Culpa do desejo!
Lugar de Fala é o espaço dos leitores no site da Cult. Todo mês, artigos enviados por eles são publicados de acordo com um tema. O de maio de 2021 é “desejo”
Flocos ou napolitano. Não sei. Calça ou short. Também não sei. Quero ambos. Quero todos. Só posso um. Se não consigo sequer escolher o sabor de sorvete ou o tipo de roupa, quem dirá o amor, a profissão, o destino? O que quer que seja, como quer que seja, preciso escolher, até porque, segundo Sartre, não escolher não deixa de ser uma escolha. A cada caminho corresponde um desvio. A cada desvio, uma culpa. Culpa do desejo: a bússola que me leva a todo e nenhum lugar simultaneamente.
Perco-me em mim mesmo. O desejo não é só meu. É seu. É nosso. Não é só atual. É histórico. É profético. O mais íntimo, o mais demasiado humano no humano é o desejo. Hegel, Freud, Kojève e Lacan falaram exaustivamente de desejo. “É humano desejar o que os outros desejam porque os outros o desejam.” Simples e complexo assim. O próprio neoliberalismo se aproveitou do desejo. Nos termos do que Margaret Thatcher disse: “A economia é o método. O objetivo é mudar o coração e a alma”.

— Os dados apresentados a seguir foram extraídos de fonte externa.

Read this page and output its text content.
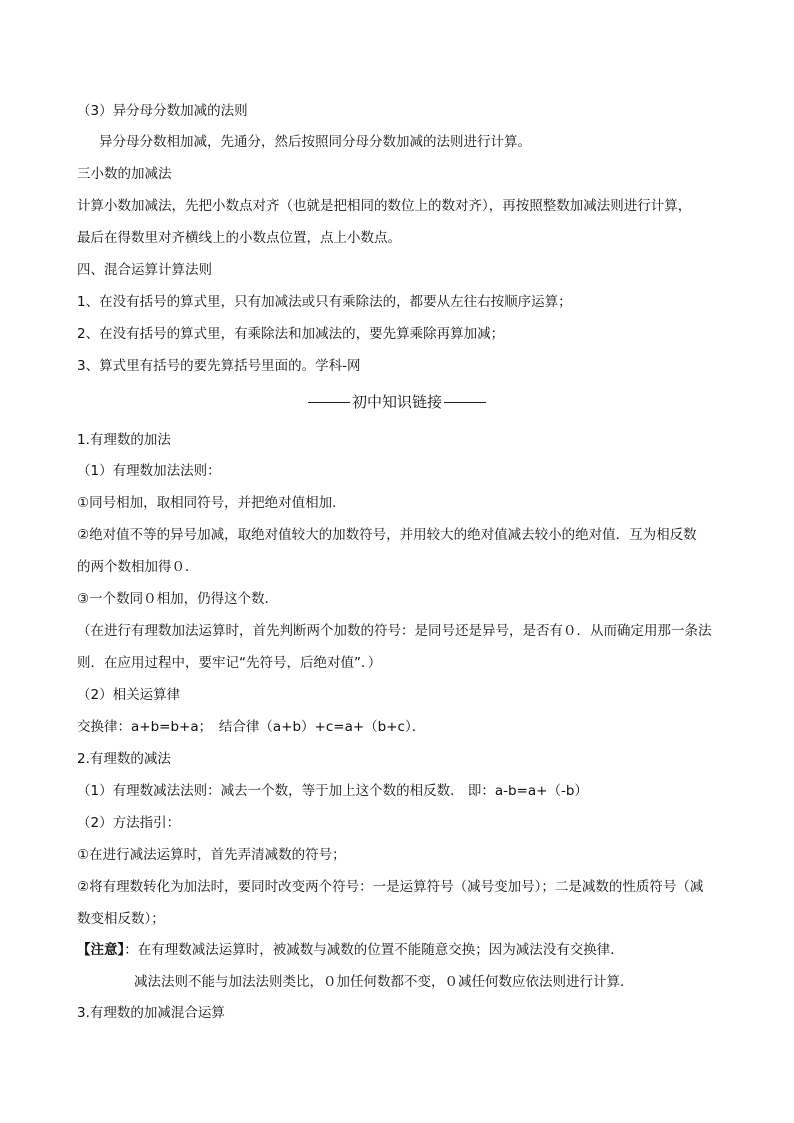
（3）异分母分数加减的法则
异分母分数相加减，先通分，然后按照同分母分数加减的法则进行计算。
三小数的加减法
计算小数加减法，先把小数点对齐（也就是把相同的数位上的数对齐），再按照整数加减法则进行计算，
最后在得数里对齐横线上的小数点位置，点上小数点。
四、混合运算计算法则
1、在没有括号的算式里，只有加减法或只有乘除法的，都要从左往右按顺序运算；
2、在没有括号的算式里，有乘除法和加减法的，要先算乘除再算加减；
3、算式里有括号的要先算括号里面的。学科-网
初中知识链接
1.有理数的加法
（1）有理数加法法则：
①同号相加，取相同符号，并把绝对值相加．
②绝对值不等的异号加减，取绝对值较大的加数符号，并用较大的绝对值减去较小的绝对值．互为相反数
的两个数相加得０．
③一个数同０相加，仍得这个数．
（在进行有理数加法运算时，首先判断两个加数的符号：是同号还是异号，是否有０．从而确定用那一条法
则．在应用过程中，要牢记“先符号，后绝对值”．）
（2）相关运算律
交换律：a+b=b+a；　结合律（a+b）+c=a+（b+c）．
2.有理数的减法
（1）有理数减法法则：减去一个数，等于加上这个数的相反数． 即：a-b=a+（-b）
（2）方法指引：
①在进行减法运算时，首先弄清减数的符号；
②将有理数转化为加法时，要同时改变两个符号：一是运算符号（减号变加号）；二是减数的性质符号（减
数变相反数）；
【注意】：在有理数减法运算时，被减数与减数的位置不能随意交换；因为减法没有交换律．
减法法则不能与加法法则类比，０加任何数都不变，０减任何数应依法则进行计算．
3.有理数的加减混合运算
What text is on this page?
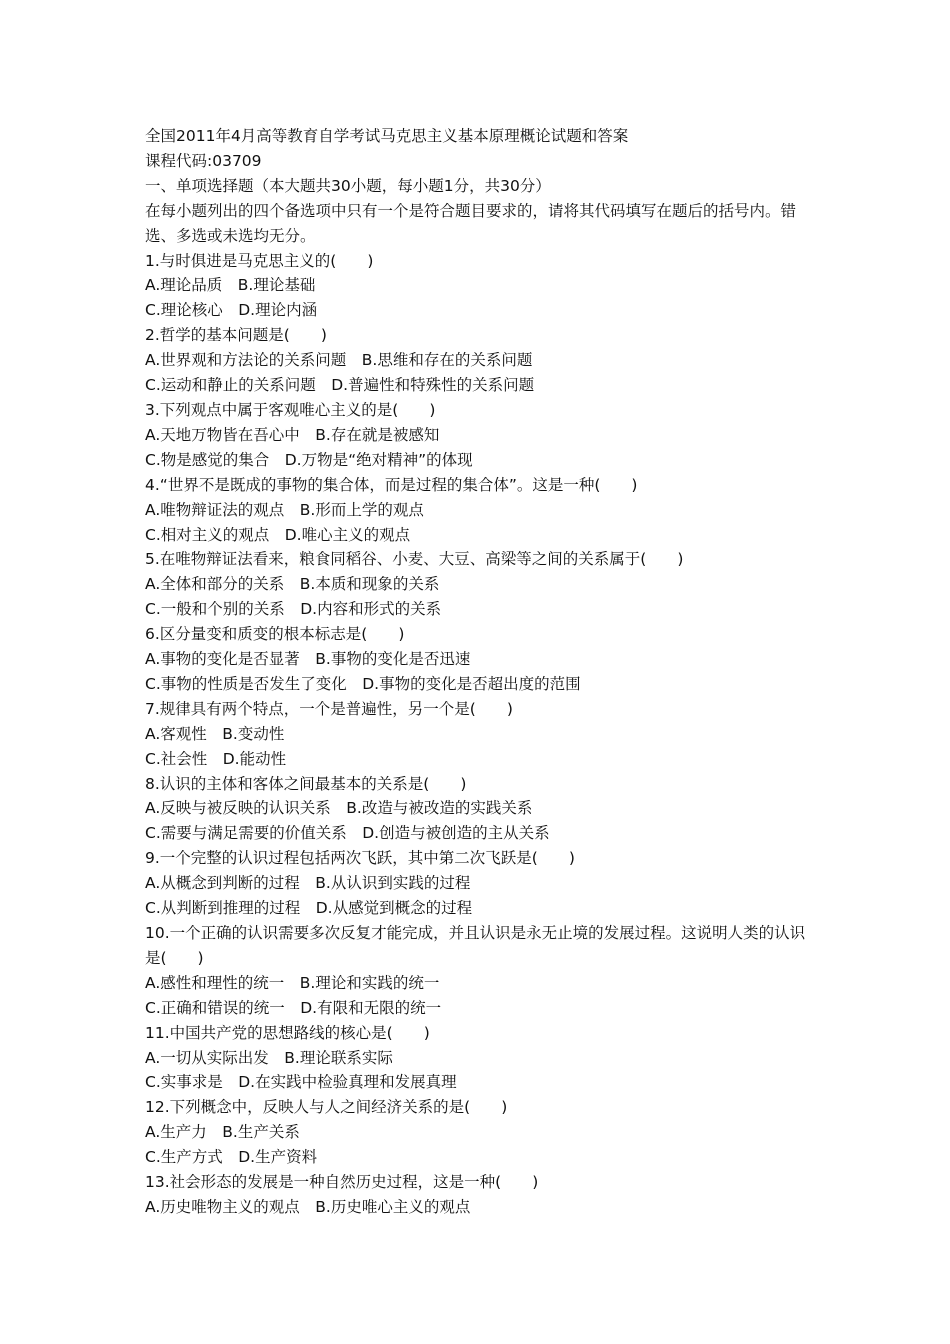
全国2011年4月高等教育自学考试马克思主义基本原理概论试题和答案

课程代码:03709

一、单项选择题（本大题共30小题，每小题1分，共30分）

在每小题列出的四个备选项中只有一个是符合题目要求的，请将其代码填写在题后的括号内。错选、多选或未选均无分。

1.与时俱进是马克思主义的(　　)

A.理论品质　B.理论基础

C.理论核心　D.理论内涵

2.哲学的基本问题是(　　)

A.世界观和方法论的关系问题　B.思维和存在的关系问题

C.运动和静止的关系问题　D.普遍性和特殊性的关系问题

3.下列观点中属于客观唯心主义的是(　　)

A.天地万物皆在吾心中　B.存在就是被感知

C.物是感觉的集合　D.万物是“绝对精神”的体现

4.“世界不是既成的事物的集合体，而是过程的集合体”。这是一种(　　)

A.唯物辩证法的观点　B.形而上学的观点

C.相对主义的观点　D.唯心主义的观点

5.在唯物辩证法看来，粮食同稻谷、小麦、大豆、高梁等之间的关系属于(　　)

A.全体和部分的关系　B.本质和现象的关系

C.一般和个别的关系　D.内容和形式的关系

6.区分量变和质变的根本标志是(　　)

A.事物的变化是否显著　B.事物的变化是否迅速

C.事物的性质是否发生了变化　D.事物的变化是否超出度的范围

7.规律具有两个特点，一个是普遍性，另一个是(　　)

A.客观性　B.变动性

C.社会性　D.能动性

8.认识的主体和客体之间最基本的关系是(　　)

A.反映与被反映的认识关系　B.改造与被改造的实践关系

C.需要与满足需要的价值关系　D.创造与被创造的主从关系

9.一个完整的认识过程包括两次飞跃，其中第二次飞跃是(　　)

A.从概念到判断的过程　B.从认识到实践的过程

C.从判断到推理的过程　D.从感觉到概念的过程

10.一个正确的认识需要多次反复才能完成，并且认识是永无止境的发展过程。这说明人类的认识是(　　)

A.感性和理性的统一　B.理论和实践的统一

C.正确和错误的统一　D.有限和无限的统一

11.中国共产党的思想路线的核心是(　　)

A.一切从实际出发　B.理论联系实际

C.实事求是　D.在实践中检验真理和发展真理

12.下列概念中，反映人与人之间经济关系的是(　　)

A.生产力　B.生产关系

C.生产方式　D.生产资料

13.社会形态的发展是一种自然历史过程，这是一种(　　)

A.历史唯物主义的观点　B.历史唯心主义的观点
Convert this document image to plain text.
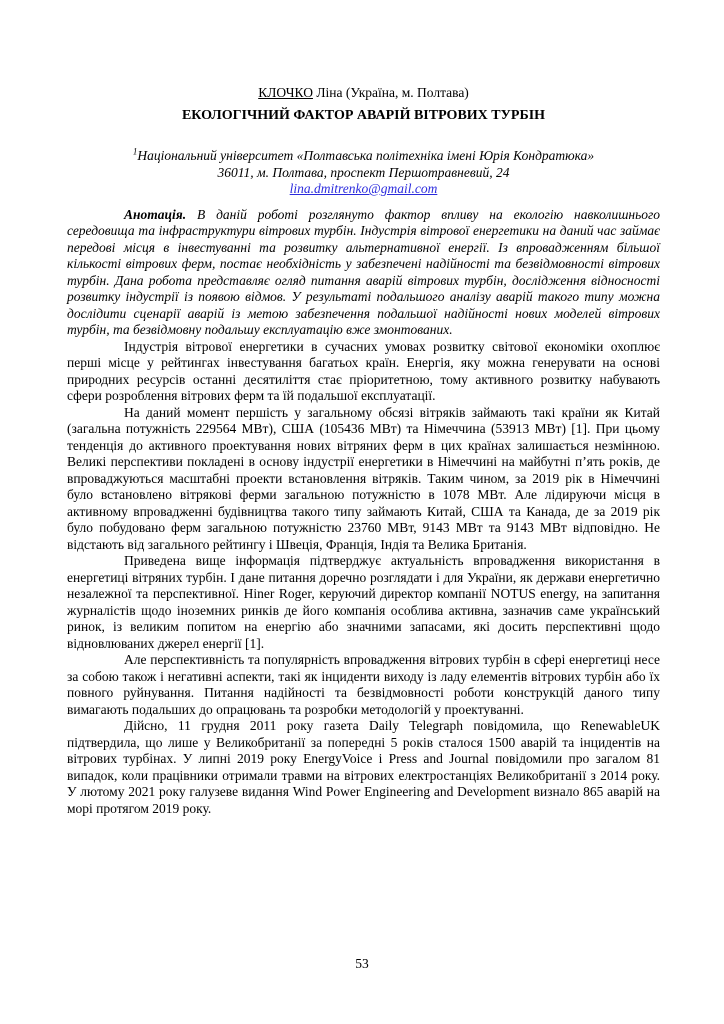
КЛОЧКО Ліна (Україна, м. Полтава)

ЕКОЛОГІЧНИЙ ФАКТОР АВАРІЙ ВІТРОВИХ ТУРБІН

$^1$Національний університет «Полтавська політехніка імені Юрія Кондратюка»

36011, м. Полтава, проспект Першотравневий, 24

lina.dmitrenko@gmail.com

Анотація. В даній роботі розглянуто фактор впливу на екологію навколишнього середовища та інфраструктури вітрових турбін. Індустрія вітрової енергетики на даний час займає передові місця в інвестуванні та розвитку альтернативної енергії. Із впровадженням більшої кількості вітрових ферм, постає необхідність у забезпечені надійності та безвідмовності вітрових турбін. Дана робота представляє огляд питання аварій вітрових турбін, дослідження відносності розвитку індустрії із появою відмов. У результаті подальшого аналізу аварій такого типу можна дослідити сценарії аварій із метою забезпечення подальшої надійності нових моделей вітрових турбін, та безвідмовну подальшу експлуатацію вже змонтованих.

Індустрія вітрової енергетики в сучасних умовах розвитку світової економіки охоплює перші місце у рейтингах інвестування багатьох країн. Енергія, яку можна генерувати на основі природних ресурсів останні десятиліття стає пріоритетною, тому активного розвитку набувають сфери розроблення вітрових ферм та їй подальшої експлуатації.

На даний момент першість у загальному обсязі вітряків займають такі країни як Китай (загальна потужність 229564 МВт), США (105436 МВт) та Німеччина (53913 МВт) [1]. При цьому тенденція до активного проектування нових вітряних ферм в цих країнах залишається незмінною. Великі перспективи покладені в основу індустрії енергетики в Німеччині на майбутні п’ять років, де впроваджуються масштабні проекти встановлення вітряків. Таким чином, за 2019 рік в Німеччині було встановлено вітрякові ферми загальною потужністю в 1078 МВт. Але лідируючи місця в активному впровадженні будівництва такого типу займають Китай, США та Канада, де за 2019 рік було побудовано ферм загальною потужністю 23760 МВт, 9143 МВт та 9143 МВт відповідно. Не відстають від загального рейтингу і Швеція, Франція, Індія та Велика Британія.

Приведена вище інформація підтверджує актуальність впровадження використання в енергетиці вітряних турбін. І дане питання доречно розглядати і для України, як держави енергетично незалежної та перспективної. Hiner Roger, керуючий директор компанії NOTUS energy, на запитання журналістів щодо іноземних ринків де його компанія особлива активна, зазначив саме український ринок, із великим попитом на енергію або значними запасами, які досить перспективні щодо відновлюваних джерел енергії [1].

Але перспективність та популярність впровадження вітрових турбін в сфері енергетиці несе за собою також і негативні аспекти, такі як інциденти виходу із ладу елементів вітрових турбін або їх повного руйнування. Питання надійності та безвідмовності роботи конструкцій даного типу вимагають подальших до опрацювань та розробки методологій у проектуванні.

Дійсно, 11 грудня 2011 року газета Daily Telegraph повідомила, що RenewableUK підтвердила, що лише у Великобританії за попередні 5 років сталося 1500 аварій та інцидентів на вітрових турбінах. У липні 2019 року EnergyVoice і Press and Journal повідомили про загалом 81 випадок, коли працівники отримали травми на вітрових електростанціях Великобританії з 2014 року. У лютому 2021 року галузеве видання Wind Power Engineering and Development визнало 865 аварій на морі протягом 2019 року.

53
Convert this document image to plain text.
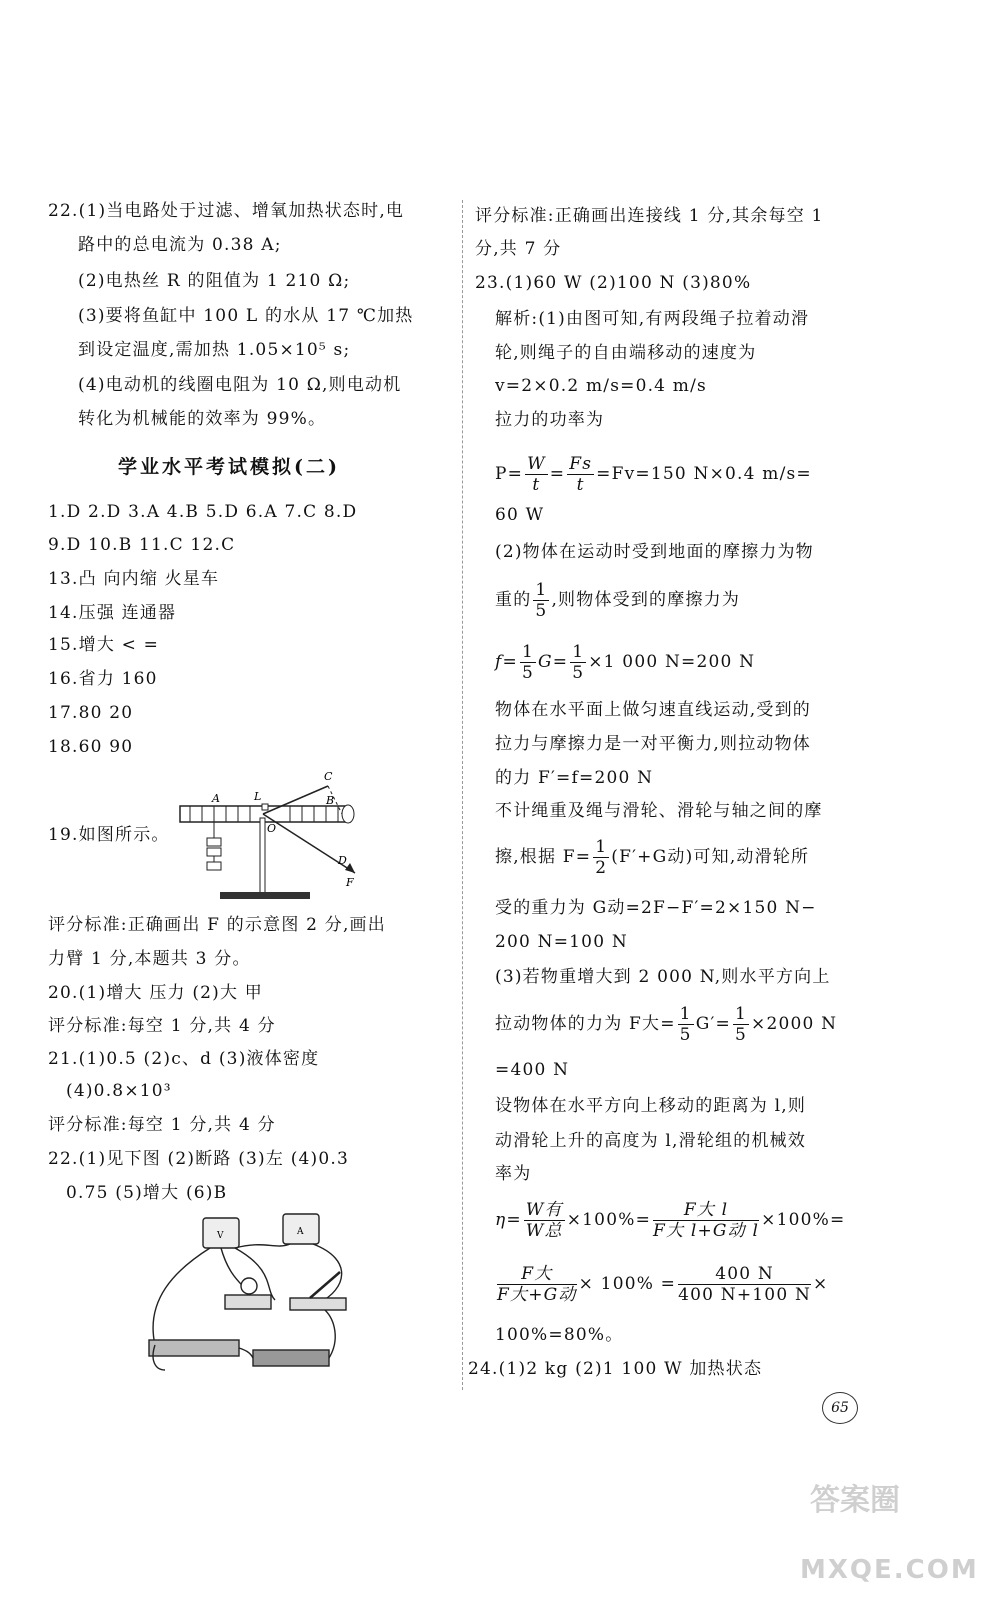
22.(1)当电路处于过滤、增氧加热状态时,电
路中的总电流为 0.38 A;
(2)电热丝 R 的阻值为 1 210 Ω;
(3)要将鱼缸中 100 L 的水从 17 ℃加热
到设定温度,需加热 1.05×10⁵ s;
(4)电动机的线圈电阻为 10 Ω,则电动机
转化为机械能的效率为 99%。
学业水平考试模拟(二)
1.D 2.D 3.A 4.B 5.D 6.A 7.C 8.D
9.D 10.B 11.C 12.C
13.凸 向内缩 火星车
14.压强 连通器
15.增大 < =
16.省力 160
17.80 20
18.60 90
19.如图所示。
A	L
C
B
O
D
F
评分标准:正确画出 F 的示意图 2 分,画出
力臂 1 分,本题共 3 分。
20.(1)增大 压力 (2)大 甲
评分标准:每空 1 分,共 4 分
21.(1)0.5 (2)c、d (3)液体密度
(4)0.8×10³
评分标准:每空 1 分,共 4 分
22.(1)见下图 (2)断路 (3)左 (4)0.3
0.75 (5)增大 (6)B
V	A
评分标准:正确画出连接线 1 分,其余每空 1
分,共 7 分
23.(1)60 W (2)100 N (3)80%
解析:(1)由图可知,有两段绳子拉着动滑
轮,则绳子的自由端移动的速度为
v=2×0.2 m/s=0.4 m/s
拉力的功率为
$P= \frac{W}{t} = \frac{Fs}{t} =Fv=150$ N×0.4 m/s=
60 W
(2)物体在运动时受到地面的摩擦力为物
重的 $\frac{1}{5}$ ,则物体受到的摩擦力为
$f= \frac{1}{5} G= \frac{1}{5} \times 1$ 000 N=200 N
物体在水平面上做匀速直线运动,受到的
拉力与摩擦力是一对平衡力,则拉动物体
的力 F′=f=200 N
不计绳重及绳与滑轮、滑轮与轴之间的摩
擦,根据 $F= \frac{1}{2} (F'+G$动)可知,动滑轮所
受的重力为 G动=2F−F′=2×150 N−
200 N=100 N
(3)若物重增大到 2 000 N,则水平方向上
拉动物体的力为 F大= $\frac{1}{5} G'= \frac{1}{5} \times 2000$ N
=400 N
设物体在水平方向上移动的距离为 l,则
动滑轮上升的高度为 l,滑轮组的机械效
率为
$\eta= \frac{\text{W有}}{\text{W总}} \times 100\%= \frac{\text{F大 l}}{\text{F大 l+G动 l}} \times 100\%=$
$\frac{\text{F大}}{\text{F大+G动}} \times 100\% = \frac{400 N}{400 N+100 N}$ ×
100%=80%。
24.(1)2 kg (2)1 100 W 加热状态
65
答案圈
MXQE.COM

Deu certo. Muito certo. Antes da pandemia, o happy hour fora do trabalho servia essencialmente para se falar do trabalho. Durante a pandemia, o home office, conforme o nome já diz, quebrou, finalmente, o limite que separava a casa do trabalho. Lembra o pai de Gregor Samsa em A metamorfose, de Kafka. O personagem nunca tirava o uniforme, nem em casa, como se, até ali, “estivesse sempre pronto para o serviço e aguardasse também a voz do superior”. Em outras palavras: não é a arte que imita a vida, mas a vida que imita a arte.
Por isso, Adorno e Horkheimer disseram que todos somos míseras peças da astronômica máquina econômica. Ela, totalitária, não dá folga a ninguém: seja no trabalho, seja no descanso. Descanso e trabalho, aliás, não se diferenciam mais tanto. Ambos obedecem à mesma estrutura e falam o mesmo idioma: eficiência, metas, utilidade e produção. Afetos, discursos e relações não são mais o que já foram. Tornaram-se lucro ou prejuízo, investimento ou desperdício. Curiosamente, inclusive eu deveria estar trabalhando em vez de escrever este texto. Como bom estudante de Direito, transgredi a norma: menos um ponto no meu saldo psíquico. Mais uma vez: culpa do desejo!
Kevin Gabriel Aoki Kobayashi, 25, mora
em São Paulo e é estudante de Direito.